Un match nul de chacun des deux premiers au classement pourra également suffire à mettre fin pour de bon à un suspense qui paraît éventé depuis déjà quelques semaines.

Mais, au moment où ils pourraient commencer à se libérer de la pression, les joueurs de Carlo Ancelotti et les dirigeants du PSG ont prouvé ces dernières semaines qu'ils n'étaient pas toujours maîtres de leurs nerfs.

Résultat: trois cartons rouges en deux matches, auxquels s'ajoutent les suspensions du gardien Salvatore Sirigu et du directeur sportif, Leonardo, coupable aux yeux de la Ligue de football professionnel d'avoir percuté un arbitre.

A Lyon, l'entraîneur italien devra donc monter une équipe sans son meilleur défenseur, Thiago Silva, sans son gardien numéro un et sans l'un de ses milieux de terrain les plus précieux, Marco Verratti.

Pas suffisant, toutefois, pour affaiblir la machine parisienne, selon le président de l'OL, Jean-Michel Aulas.

"Le PSG c'est 30 joueurs de très haut niveau, s'il en manque trois, il en reste donc 27, je ne pense pas que ça les pénalisera. Ce sera difficile de résister", a dit le dirigeant dans un entretien publié jeudi par le quotidien Le Progrès.
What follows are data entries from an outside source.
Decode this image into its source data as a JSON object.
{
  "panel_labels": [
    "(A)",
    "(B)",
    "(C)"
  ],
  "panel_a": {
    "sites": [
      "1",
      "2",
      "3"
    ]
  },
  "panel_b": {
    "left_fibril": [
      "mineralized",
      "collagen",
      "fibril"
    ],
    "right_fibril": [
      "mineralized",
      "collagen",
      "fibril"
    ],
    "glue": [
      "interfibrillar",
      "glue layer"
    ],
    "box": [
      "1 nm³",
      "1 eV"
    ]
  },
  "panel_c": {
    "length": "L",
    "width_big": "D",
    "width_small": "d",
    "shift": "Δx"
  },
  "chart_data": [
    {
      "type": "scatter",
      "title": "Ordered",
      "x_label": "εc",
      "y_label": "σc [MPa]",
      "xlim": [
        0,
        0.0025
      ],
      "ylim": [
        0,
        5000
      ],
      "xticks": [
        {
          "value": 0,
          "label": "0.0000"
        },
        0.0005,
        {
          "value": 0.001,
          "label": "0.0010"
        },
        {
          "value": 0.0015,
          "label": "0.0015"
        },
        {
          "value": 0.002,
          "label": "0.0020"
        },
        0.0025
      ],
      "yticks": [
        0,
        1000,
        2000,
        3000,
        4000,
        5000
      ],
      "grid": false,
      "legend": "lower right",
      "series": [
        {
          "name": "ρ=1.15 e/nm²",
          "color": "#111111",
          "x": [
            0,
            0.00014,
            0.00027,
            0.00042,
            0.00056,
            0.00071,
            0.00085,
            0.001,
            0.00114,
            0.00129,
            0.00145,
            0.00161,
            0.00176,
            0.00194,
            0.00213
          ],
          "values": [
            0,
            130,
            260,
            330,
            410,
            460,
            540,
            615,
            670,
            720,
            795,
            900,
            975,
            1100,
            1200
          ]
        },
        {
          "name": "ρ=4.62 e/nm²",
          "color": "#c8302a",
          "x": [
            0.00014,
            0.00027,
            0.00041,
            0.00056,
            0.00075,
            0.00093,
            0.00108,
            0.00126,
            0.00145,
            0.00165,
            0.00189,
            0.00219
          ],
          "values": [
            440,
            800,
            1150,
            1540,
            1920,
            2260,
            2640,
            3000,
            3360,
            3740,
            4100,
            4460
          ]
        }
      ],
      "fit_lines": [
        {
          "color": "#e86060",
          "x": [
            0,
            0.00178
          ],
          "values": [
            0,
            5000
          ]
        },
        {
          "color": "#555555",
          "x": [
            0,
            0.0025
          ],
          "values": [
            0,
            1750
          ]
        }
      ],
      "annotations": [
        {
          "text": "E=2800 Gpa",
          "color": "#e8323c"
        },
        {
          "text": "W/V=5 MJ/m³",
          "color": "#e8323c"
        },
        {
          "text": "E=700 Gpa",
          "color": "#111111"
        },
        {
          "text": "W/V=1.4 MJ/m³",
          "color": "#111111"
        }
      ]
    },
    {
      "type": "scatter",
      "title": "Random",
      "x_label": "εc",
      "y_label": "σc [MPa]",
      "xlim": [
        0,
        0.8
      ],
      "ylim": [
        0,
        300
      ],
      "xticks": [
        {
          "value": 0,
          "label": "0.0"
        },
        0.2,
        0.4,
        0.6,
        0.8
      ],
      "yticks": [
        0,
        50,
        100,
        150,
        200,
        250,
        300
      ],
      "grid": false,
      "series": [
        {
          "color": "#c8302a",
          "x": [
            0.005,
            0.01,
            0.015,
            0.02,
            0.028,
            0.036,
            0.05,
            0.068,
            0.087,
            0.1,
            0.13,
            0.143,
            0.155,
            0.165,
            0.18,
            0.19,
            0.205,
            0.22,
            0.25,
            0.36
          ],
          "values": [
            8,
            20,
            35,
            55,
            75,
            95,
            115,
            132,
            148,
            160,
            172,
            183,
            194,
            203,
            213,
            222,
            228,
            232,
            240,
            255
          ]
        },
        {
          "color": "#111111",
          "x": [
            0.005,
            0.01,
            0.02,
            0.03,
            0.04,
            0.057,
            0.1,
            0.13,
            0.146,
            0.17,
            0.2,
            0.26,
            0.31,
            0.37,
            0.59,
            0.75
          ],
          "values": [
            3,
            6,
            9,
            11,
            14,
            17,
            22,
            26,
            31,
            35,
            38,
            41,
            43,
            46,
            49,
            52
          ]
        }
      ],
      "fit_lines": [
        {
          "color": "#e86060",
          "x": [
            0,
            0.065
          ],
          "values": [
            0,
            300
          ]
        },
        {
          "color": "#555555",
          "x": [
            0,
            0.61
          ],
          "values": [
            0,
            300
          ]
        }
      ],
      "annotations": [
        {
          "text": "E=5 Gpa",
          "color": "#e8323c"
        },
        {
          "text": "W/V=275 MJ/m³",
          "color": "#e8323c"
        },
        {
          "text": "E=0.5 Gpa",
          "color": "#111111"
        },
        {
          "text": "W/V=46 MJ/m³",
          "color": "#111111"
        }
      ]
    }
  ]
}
Au milieu de l'agitation ambiante, seul l'imperturbable Carlo Ancelotti semble avoir pris avec philosophie le match nul contre Valenciennes au Parc des Princes, dimanche dernier (1-1).

"Nous sommes encore plus proche du titre", avait-il alors dit en conférence de presse.

"VITALE" LIGUE DES CHAMPIONS

"C'est vrai que tout le monde attendait ce soir une victoire du Paris Saint-Germain. Elle n'est pas venue, mais je suis sûr qu'elle viendra vite." Contre l'OL?

"Lyon jouera pour la Champions League et nous jouerons pour le titre. Alors ce sera un match costaud."

Lyon ne manquera certainement pas de motivations. Les Lyonnais veulent certes accéder à la Ligue des champions -"vitale" selon Jean-Michel Aulas- mais ils espèrent aussi garder leurs distances avec le Nice de Claude Puel.

Les deux équipes, qui se tiennent en trois points, s'affronteront la semaine prochaine, l'objectif de l'ancien entraîneur de Lyon étant de griller la politesse à son ex-employeur.

La parenthèse de cinq matches sans victoires refermée, l'OL vient d'engranger dix points sur 12 possibles lors des quatre derniers matches grâce à des choix tactiques payants de Rémi Garde et à la petite résurrection de Yoann Gourcuff.

Le milieu de terrain, qui a longtemps souffert cette année des blessures en série et de la concurrence de Clément Grenier, vient de marquer deux buts en deux matches. Le précédent, c'était au mois d'août.

Preuve de sa bonne volonté, il s'est entraîné mardi quasiment tout seul alors que son entraîneur avait accordé à ses coéquipiers une journée de repos.

Les autres postulants à la troisième place sur le podium, qualificative pour le troisième tour préliminaire de la Ligue des champions, auront a priori des adversaires moins menaçants que le PSG.

Nice, quatrième à trois points, jouera dimanche sur le terrain d'Evian qui digère sa qualification pour la finale de la Coupe de France. Le cinquième, Saint-Etienne, affrontera Lorient, dont la saison est déjà terminée ou presque.

Et Lille recevra Reims vendredi soir. Mais les chances des Nordistes, qui accusent six longueurs de retard sur l'OL, sont devenues toutes théoriques.